The researchers from the Washington University School of Medicine in St. Louis and the University of Illinois at Urbana-Champaign claim that these devices may one day be used to treat pain in various parts of the body that do not respond to other treatments.
“Our eventual goal is to use this technology to treat pain in very specific locations by providing a kind of ‘switch’ to turn off the pain signals long before they reach the brain,” said Robert Gereau IV, PhD, the Dr. Seymour and Rose T. Brown Professor of Anesthesiology and director of the Washington University Pain Center in St. Louis, Missouri, in a press release.
Previous pain-blocking devices have either used tethered fiber-optic cables that restrict the natural movement of animals, or have used light emitting diode (LED) arrays, which require physical bonding to an unmoving skeletal fixture such as the skull. These external fibers can be damaged by environmental factors outside the body,and can also damage surrounding neural tissue during insertion or fiber coupling because of the motion of the hard fibers against soft tissues.
Recent implantable devices also present challenges because they either could not be used on spatially challenging nerves or the spinal cord, or they are made of hard, thick materials,which limit their ability to integrate with soft tissues in the nervous system.
These new devices are soft, stretchable, contain microLED lights that can activate specified nerve cells, and do not require fixture to bone. They are instead implanted in the body with sutures.
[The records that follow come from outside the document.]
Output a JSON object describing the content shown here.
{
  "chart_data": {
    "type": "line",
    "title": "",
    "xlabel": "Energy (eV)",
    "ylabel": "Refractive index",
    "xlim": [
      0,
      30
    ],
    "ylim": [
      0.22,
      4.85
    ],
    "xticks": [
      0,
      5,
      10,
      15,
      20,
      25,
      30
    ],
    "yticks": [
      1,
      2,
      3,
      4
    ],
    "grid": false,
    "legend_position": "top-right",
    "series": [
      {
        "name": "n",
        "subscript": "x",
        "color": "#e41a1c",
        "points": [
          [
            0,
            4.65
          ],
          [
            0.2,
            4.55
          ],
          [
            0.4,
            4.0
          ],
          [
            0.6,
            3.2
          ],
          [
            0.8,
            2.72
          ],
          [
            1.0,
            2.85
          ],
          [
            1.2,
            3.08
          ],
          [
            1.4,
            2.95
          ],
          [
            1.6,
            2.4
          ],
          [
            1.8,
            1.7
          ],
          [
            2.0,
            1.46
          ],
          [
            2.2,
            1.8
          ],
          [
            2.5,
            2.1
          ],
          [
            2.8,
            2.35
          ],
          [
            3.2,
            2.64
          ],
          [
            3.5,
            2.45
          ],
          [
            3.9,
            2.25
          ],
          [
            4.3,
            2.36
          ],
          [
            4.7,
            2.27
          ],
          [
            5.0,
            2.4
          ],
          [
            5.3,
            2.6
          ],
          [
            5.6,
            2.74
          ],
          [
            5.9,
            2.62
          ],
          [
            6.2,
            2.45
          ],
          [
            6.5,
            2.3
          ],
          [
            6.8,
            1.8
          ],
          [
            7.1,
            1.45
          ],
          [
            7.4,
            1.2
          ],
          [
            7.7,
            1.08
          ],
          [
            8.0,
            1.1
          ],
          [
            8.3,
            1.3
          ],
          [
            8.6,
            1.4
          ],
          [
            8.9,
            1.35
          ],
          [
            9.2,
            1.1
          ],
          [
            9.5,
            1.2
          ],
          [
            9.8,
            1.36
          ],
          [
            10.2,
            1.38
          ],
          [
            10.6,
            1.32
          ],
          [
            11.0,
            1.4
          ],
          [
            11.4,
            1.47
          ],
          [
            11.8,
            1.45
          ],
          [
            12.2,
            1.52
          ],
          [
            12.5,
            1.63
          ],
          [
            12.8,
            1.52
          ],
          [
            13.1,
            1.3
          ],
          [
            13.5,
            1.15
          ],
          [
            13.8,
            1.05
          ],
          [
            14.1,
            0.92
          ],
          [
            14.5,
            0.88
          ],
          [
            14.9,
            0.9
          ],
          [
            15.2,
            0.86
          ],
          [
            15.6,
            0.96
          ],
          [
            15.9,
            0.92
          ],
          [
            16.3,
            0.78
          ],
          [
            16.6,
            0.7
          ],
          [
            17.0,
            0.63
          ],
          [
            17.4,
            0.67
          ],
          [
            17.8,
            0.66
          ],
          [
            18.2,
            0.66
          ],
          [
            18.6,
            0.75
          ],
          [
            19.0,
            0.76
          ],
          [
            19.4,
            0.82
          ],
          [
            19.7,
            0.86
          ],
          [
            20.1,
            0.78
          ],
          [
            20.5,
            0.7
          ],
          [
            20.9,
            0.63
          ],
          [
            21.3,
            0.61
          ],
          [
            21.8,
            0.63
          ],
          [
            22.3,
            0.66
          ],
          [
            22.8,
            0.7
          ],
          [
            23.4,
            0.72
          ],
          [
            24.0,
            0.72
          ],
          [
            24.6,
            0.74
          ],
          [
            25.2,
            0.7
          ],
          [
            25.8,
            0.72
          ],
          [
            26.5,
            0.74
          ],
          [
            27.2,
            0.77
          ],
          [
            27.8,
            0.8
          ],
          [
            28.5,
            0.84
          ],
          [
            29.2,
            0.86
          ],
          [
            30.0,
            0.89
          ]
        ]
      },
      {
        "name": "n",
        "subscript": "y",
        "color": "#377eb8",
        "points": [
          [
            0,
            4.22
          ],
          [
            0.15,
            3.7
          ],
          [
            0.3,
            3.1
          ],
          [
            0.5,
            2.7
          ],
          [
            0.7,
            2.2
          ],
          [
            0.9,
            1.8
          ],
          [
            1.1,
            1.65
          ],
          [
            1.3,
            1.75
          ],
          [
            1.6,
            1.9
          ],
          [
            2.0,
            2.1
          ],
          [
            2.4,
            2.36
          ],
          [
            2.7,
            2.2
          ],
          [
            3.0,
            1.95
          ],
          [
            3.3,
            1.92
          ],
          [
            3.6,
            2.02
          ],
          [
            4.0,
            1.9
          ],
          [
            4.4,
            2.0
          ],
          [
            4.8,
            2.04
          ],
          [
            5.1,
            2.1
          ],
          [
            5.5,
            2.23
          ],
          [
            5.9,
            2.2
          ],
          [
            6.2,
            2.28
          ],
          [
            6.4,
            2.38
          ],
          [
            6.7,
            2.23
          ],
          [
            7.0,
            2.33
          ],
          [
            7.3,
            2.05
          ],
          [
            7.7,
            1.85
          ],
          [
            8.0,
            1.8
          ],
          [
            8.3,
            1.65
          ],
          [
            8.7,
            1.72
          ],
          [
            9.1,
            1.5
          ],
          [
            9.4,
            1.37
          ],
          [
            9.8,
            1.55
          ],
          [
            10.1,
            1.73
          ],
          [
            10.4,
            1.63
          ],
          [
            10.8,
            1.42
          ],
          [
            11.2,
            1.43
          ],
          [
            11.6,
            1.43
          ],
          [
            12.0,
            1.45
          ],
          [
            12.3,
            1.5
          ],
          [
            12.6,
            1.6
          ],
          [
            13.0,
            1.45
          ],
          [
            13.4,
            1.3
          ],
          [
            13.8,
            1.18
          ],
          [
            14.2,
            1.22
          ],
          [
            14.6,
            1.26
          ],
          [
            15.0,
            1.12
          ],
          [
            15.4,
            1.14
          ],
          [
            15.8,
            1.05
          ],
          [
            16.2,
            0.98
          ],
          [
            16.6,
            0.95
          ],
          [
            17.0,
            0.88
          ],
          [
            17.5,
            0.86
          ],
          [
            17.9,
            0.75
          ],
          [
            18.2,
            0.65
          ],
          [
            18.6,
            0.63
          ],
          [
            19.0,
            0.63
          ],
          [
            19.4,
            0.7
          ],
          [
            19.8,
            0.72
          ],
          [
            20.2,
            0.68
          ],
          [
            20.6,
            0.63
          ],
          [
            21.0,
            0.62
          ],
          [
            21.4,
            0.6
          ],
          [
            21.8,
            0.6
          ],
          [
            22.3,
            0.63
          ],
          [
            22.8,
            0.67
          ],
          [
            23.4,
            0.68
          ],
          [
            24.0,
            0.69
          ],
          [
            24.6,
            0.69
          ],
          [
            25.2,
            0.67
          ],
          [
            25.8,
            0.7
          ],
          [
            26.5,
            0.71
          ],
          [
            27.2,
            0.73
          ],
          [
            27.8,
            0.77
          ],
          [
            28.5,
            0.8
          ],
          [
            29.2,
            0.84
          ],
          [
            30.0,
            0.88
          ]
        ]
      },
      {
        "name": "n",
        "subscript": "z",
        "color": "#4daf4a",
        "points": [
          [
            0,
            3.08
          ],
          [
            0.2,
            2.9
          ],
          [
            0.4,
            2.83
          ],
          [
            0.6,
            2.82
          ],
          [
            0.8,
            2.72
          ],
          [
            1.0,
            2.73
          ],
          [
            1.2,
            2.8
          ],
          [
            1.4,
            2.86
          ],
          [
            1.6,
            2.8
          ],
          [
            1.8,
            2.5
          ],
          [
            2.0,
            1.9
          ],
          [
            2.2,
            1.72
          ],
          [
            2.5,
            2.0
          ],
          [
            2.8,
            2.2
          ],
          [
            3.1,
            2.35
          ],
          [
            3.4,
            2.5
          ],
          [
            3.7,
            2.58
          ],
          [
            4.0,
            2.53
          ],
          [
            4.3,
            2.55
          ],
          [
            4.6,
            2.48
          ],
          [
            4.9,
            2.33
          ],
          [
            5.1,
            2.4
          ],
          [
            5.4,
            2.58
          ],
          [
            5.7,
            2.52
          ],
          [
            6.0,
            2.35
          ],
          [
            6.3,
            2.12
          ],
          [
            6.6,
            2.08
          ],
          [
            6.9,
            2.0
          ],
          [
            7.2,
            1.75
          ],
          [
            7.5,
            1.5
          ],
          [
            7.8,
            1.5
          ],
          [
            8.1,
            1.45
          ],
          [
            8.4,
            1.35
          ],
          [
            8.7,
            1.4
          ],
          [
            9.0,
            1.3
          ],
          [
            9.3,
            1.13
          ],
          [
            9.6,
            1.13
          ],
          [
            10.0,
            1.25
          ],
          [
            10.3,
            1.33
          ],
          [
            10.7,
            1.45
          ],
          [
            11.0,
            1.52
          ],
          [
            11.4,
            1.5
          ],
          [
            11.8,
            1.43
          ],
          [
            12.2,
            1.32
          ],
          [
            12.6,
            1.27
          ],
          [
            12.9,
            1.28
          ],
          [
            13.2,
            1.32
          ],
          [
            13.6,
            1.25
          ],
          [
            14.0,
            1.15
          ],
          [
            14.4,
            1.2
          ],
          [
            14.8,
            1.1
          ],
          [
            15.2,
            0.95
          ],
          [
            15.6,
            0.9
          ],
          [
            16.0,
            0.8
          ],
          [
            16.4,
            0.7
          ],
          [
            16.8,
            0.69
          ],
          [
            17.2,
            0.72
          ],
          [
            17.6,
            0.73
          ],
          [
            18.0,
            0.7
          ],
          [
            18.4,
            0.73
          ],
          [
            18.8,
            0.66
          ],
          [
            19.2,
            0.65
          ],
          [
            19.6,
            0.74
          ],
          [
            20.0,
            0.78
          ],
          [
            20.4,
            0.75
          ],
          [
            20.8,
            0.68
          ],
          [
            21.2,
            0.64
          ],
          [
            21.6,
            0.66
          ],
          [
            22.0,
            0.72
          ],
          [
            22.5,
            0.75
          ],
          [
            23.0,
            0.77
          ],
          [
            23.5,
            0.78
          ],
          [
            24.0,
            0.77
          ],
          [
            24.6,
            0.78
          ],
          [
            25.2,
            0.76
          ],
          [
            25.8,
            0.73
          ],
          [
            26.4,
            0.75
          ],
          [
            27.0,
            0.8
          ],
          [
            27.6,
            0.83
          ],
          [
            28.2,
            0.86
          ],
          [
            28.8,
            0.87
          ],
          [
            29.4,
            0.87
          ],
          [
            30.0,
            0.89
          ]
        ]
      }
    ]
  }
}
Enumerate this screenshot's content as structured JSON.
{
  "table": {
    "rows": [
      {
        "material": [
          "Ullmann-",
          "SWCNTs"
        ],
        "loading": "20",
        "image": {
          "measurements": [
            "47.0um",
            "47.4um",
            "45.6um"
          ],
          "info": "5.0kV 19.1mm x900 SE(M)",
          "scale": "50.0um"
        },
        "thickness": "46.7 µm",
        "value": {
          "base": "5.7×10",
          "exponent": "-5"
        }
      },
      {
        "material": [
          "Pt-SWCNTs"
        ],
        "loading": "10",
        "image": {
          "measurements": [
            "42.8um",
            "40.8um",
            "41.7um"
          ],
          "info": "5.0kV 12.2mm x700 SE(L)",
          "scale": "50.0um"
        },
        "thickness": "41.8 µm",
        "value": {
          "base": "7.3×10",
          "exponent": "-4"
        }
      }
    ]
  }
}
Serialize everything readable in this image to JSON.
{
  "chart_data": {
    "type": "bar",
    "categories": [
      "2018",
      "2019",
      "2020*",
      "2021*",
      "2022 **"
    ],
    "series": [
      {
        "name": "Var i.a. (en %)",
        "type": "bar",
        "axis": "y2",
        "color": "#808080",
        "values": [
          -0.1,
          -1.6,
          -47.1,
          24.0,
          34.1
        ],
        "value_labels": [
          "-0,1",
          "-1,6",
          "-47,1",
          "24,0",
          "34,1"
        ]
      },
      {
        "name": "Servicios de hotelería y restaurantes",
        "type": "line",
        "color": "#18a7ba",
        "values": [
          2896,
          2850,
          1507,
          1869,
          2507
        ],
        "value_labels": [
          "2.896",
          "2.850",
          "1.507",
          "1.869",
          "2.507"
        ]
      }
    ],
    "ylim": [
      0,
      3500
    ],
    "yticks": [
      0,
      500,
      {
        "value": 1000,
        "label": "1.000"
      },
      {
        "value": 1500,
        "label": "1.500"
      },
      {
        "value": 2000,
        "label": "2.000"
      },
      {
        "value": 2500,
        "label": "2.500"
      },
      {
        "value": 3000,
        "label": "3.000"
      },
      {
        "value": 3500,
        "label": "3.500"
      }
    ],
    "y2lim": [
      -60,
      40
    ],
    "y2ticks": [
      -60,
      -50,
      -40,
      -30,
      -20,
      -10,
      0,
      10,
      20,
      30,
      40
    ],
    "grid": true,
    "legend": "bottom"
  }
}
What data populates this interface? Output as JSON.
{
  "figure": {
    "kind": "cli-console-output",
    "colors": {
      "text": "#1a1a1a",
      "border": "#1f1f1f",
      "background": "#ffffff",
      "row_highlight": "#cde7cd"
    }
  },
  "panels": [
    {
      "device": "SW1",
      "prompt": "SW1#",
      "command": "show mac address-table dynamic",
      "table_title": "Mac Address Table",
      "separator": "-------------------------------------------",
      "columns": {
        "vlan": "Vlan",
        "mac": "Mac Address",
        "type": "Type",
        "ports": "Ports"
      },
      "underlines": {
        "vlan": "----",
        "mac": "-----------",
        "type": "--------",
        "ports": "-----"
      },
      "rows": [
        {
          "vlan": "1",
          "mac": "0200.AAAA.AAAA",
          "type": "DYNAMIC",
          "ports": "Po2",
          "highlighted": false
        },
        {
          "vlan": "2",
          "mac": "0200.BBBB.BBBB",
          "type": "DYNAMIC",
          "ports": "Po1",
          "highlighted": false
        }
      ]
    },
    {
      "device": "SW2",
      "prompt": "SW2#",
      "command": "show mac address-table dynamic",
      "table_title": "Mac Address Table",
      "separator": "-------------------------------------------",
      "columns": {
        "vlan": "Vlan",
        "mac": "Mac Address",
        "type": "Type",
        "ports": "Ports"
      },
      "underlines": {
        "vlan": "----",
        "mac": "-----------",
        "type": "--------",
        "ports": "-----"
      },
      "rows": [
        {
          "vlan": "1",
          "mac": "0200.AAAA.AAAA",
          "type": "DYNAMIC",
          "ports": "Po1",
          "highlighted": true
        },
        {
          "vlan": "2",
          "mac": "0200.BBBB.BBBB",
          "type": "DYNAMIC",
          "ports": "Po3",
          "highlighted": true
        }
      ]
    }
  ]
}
The researchers demonstrated that their devices could affect pain signals with light by implanting them into mice that were genetically engineered to have light-sensitive proteins on some of their nerve cells. The mice walked through a maze, and when they reached a specific area, the devices lit up and caused a sensation of pain. When the mice left that area, the devices turned off and the pain subsided. The mice quickly learned to avoid the section of the maze that caused pain. The experiment would have been very difficult to do with old devices, which are externally tethered to a power source and would have inhibited the mice’s movements.
John A. Rogers, PhD, professor of materials science and engineering at the University of Illinois, said in a statement that because the new devices are held in place with sutures and are small and flexible, they have potential uses in and around other organs such as the bladder, stomach, intestines, heart, or more.
“They provide unique, biocompatible platforms for wireless delivery of light to virtually any targeted organ in the body,” he said.
The researchers have designed the implants in a way that would allow for mass production so that other researchers would be able to use them. Three of the researchers, Gereau, Rogers, and Michael Bruchas, PhD, associate professor of anesthesiology at Washington University, have launched a company called NeuroLux to move towards manufacturing the devices.